We have already discussed how to build a map of the environment using the robot simulation and robot hardware. In this section, we discuss how to command the robot to go into a particular place of the map. A better way to find the position of the robot in each table is to manually drive the robot using teleoperation.
Assuming that ChefBot packages are configured in both the robot's PC and the user's PC, there should be Wi-Fi networks to which both the robot and user PCs can connect and communicate using the IP assigned to each PC. It should be noted that we have to set ROS_MASTER_URI and ROS_IP, as mentioned in Chapter 10, Integration of ChefBot Hardware and Interfacing it into ROS, Using Python.
The following procedure can be used to test the robots that are working in a hotel environment:
- Remote login to the robot PC from the user PC using the
sshcommand. The command is given as follows:$ ssh <robot_pc_ip_address> - If the room is not mapped yet, we can map it using the following commands in the robot terminal. Start the robot sensors and the odometry handling nodes using the following command:
$ roslaunch chefbot_bringup robot_standalone.launch - After starting the nodes, we can start the gmapping nodes using the following command:
$ roslaunch chefbot_bringup gmapping_demo.launch - After starting gmapping, we can start the keyboard teleoperation nodes to move the robot using the keyboard:
$ roslaunch chefbot_bringup keyboard_telop.launch - After launching the teleoperation, run RViz in the user system to view the map generated:
$ roslaunch chefbot_bringup view_navigation.launch
- A typical map is given in the preceding figure. It can vary according to the environment. After generating the map, we have to run the following command to save the generated map in the
homefolder:$ rosrun map_server map_saver -f ~/<name_of_the_map> - After saving the map, we can start the AMCL node for autonomous navigation:
$ roslaunch chefbot_bringup amcl_demo.launch map_file:=~/<map_name.yaml>
- The robot on the map after starting AMCL is shown in the figure. After running AMCL, start the keyboard teleoperation and move to each table referring the map.
- Check whether the robot's position is the same in map and in the actual environment. If there is a huge difference, then we need to remap the room. If there is less difference, we can retrieve and view robot's position near each table with respect to the map, using the following command:
$rosrun tf tf_echo /map /base_link
We will get the translation and rotation value of the robot in each position, as shown in the following screenshot:
Note the corresponding position of the robot near each table and feed it to the GUI code. The editing GUI code must be on the user PC. After inserting the position of the robot in each table on the GUI code, run the GUI node using the following command on the user system:
$ rosrun chefbot_bringup robot_gui.py
The following GUI will pop up and we can control the robot using this GUI.
We can command the robot to go into a particular table by giving the table number on the GUI and pressing the Go button. When we press the Go button, the corresponding goal position is sent to the navigation stack. After testing the GUI, we can deploy the robot on the current environment.
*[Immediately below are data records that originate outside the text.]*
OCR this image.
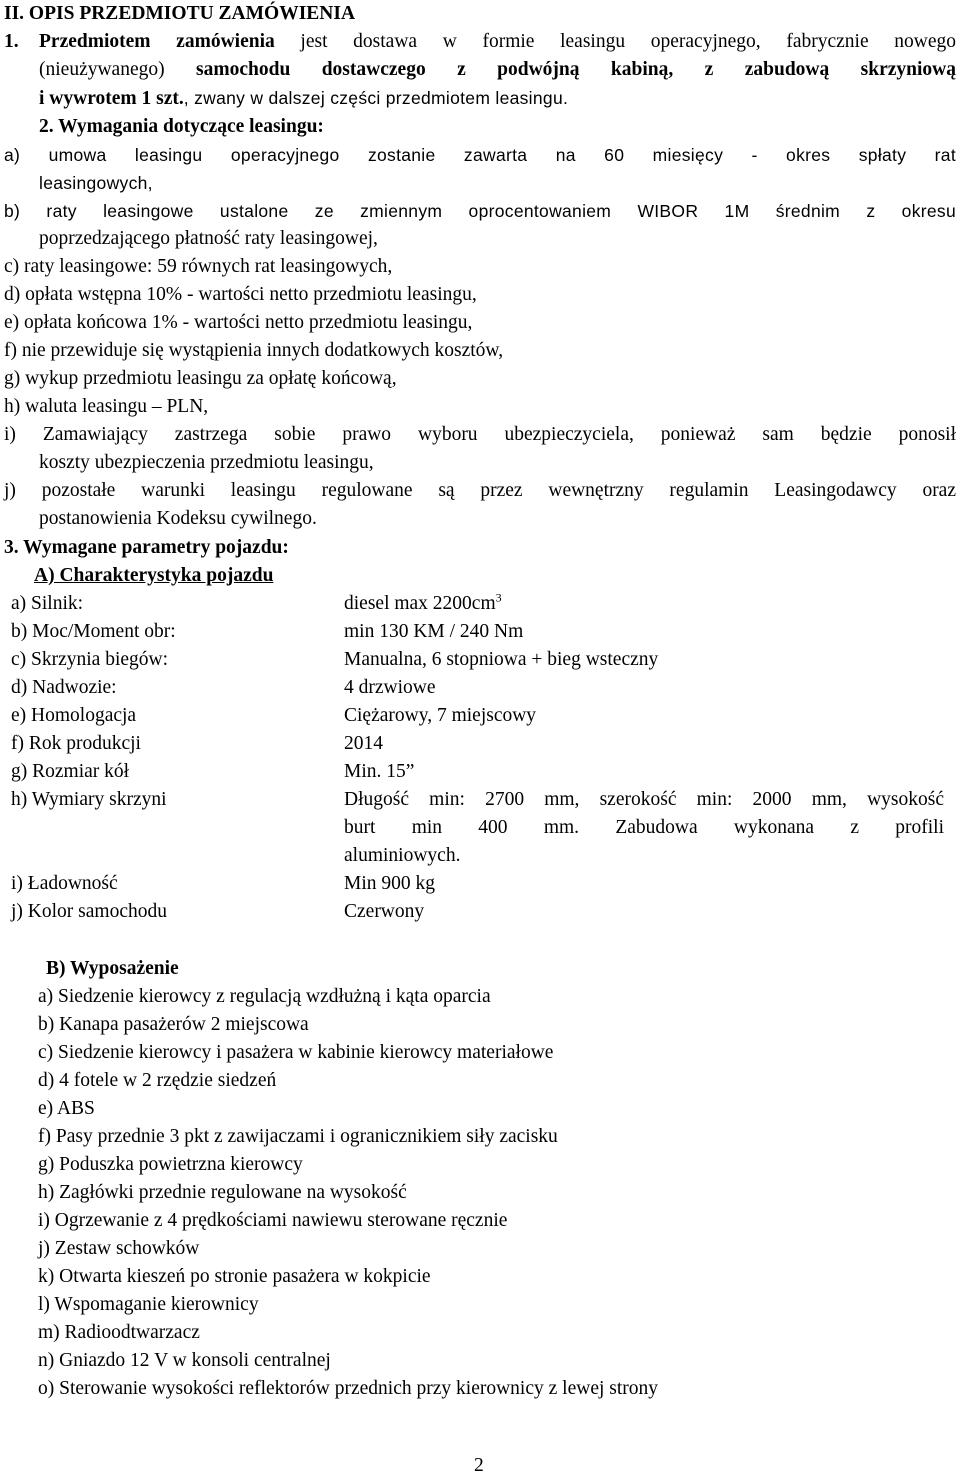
II. OPIS PRZEDMIOTU ZAMÓWIENIA
1. Przedmiotem zamówienia jest dostawa w formie leasingu operacyjnego, fabrycznie nowego
(nieużywanego) samochodu dostawczego z podwójną kabiną, z zabudową skrzyniową
i wywrotem 1 szt., zwany w dalszej części przedmiotem leasingu.
2. Wymagania dotyczące leasingu:
a) umowa leasingu operacyjnego zostanie zawarta na 60 miesięcy - okres spłaty rat
leasingowych,
b) raty leasingowe ustalone ze zmiennym oprocentowaniem WIBOR 1M średnim z okresu
poprzedzającego płatność raty leasingowej,
c) raty leasingowe: 59 równych rat leasingowych,
d) opłata wstępna 10% - wartości netto przedmiotu leasingu,
e) opłata końcowa 1% - wartości netto przedmiotu leasingu,
f) nie przewiduje się wystąpienia innych dodatkowych kosztów,
g) wykup przedmiotu leasingu za opłatę końcową,
h) waluta leasingu – PLN,
i) Zamawiający zastrzega sobie prawo wyboru ubezpieczyciela, ponieważ sam będzie ponosił
koszty ubezpieczenia przedmiotu leasingu,
j) pozostałe warunki leasingu regulowane są przez wewnętrzny regulamin Leasingodawcy oraz
postanowienia Kodeksu cywilnego.
3. Wymagane parametry pojazdu:
A) Charakterystyka pojazdu
a) Silnik:	diesel $\max 2200cm^3$
b) Moc/Moment obr:	min 130 KM / 240 Nm
c) Skrzynia biegów:	Manualna, 6 stopniowa + bieg wsteczny
d) Nadwozie:	4 drzwiowe
e) Homologacja	Ciężarowy, 7 miejscowy
f) Rok produkcji	2014
g) Rozmiar kół	Min. 15”
h) Wymiary skrzyni	Długość min: 2700 mm, szerokość min: 2000 mm, wysokość
burt min 400 mm. Zabudowa wykonana z profili
aluminiowych.
i) Ładowność	Min 900 kg
j) Kolor samochodu	Czerwony
B) Wyposażenie
a) Siedzenie kierowcy z regulacją wzdłużną i kąta oparcia
b) Kanapa pasażerów 2 miejscowa
c) Siedzenie kierowcy i pasażera w kabinie kierowcy materiałowe
d) 4 fotele w 2 rzędzie siedzeń
e) ABS
f) Pasy przednie 3 pkt z zawijaczami i ogranicznikiem siły zacisku
g) Poduszka powietrzna kierowcy
h) Zagłówki przednie regulowane na wysokość
i) Ogrzewanie z 4 prędkościami nawiewu sterowane ręcznie
j) Zestaw schowków
k) Otwarta kieszeń po stronie pasażera w kokpicie
l) Wspomaganie kierownicy
m) Radioodtwarzacz
n) Gniazdo 12 V w konsoli centralnej
o) Sterowanie wysokości reflektorów przednich przy kierownicy z lewej strony
2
We can see the advantages and disadvantages of this navigation method. The navigation method mainly depends on the ROS framework and programming using Python.
The main highlight of the ROS navigation is that the code is open and reusable. Also, it is simple to understand, even if the handling technology is complex. People with minimal computer knowledge can program an autonomous robot.
The cons of this method are: this is not yet stable and is still in the testing stage, we can't expect high accuracy from this method, and the code may not be of industrial standards.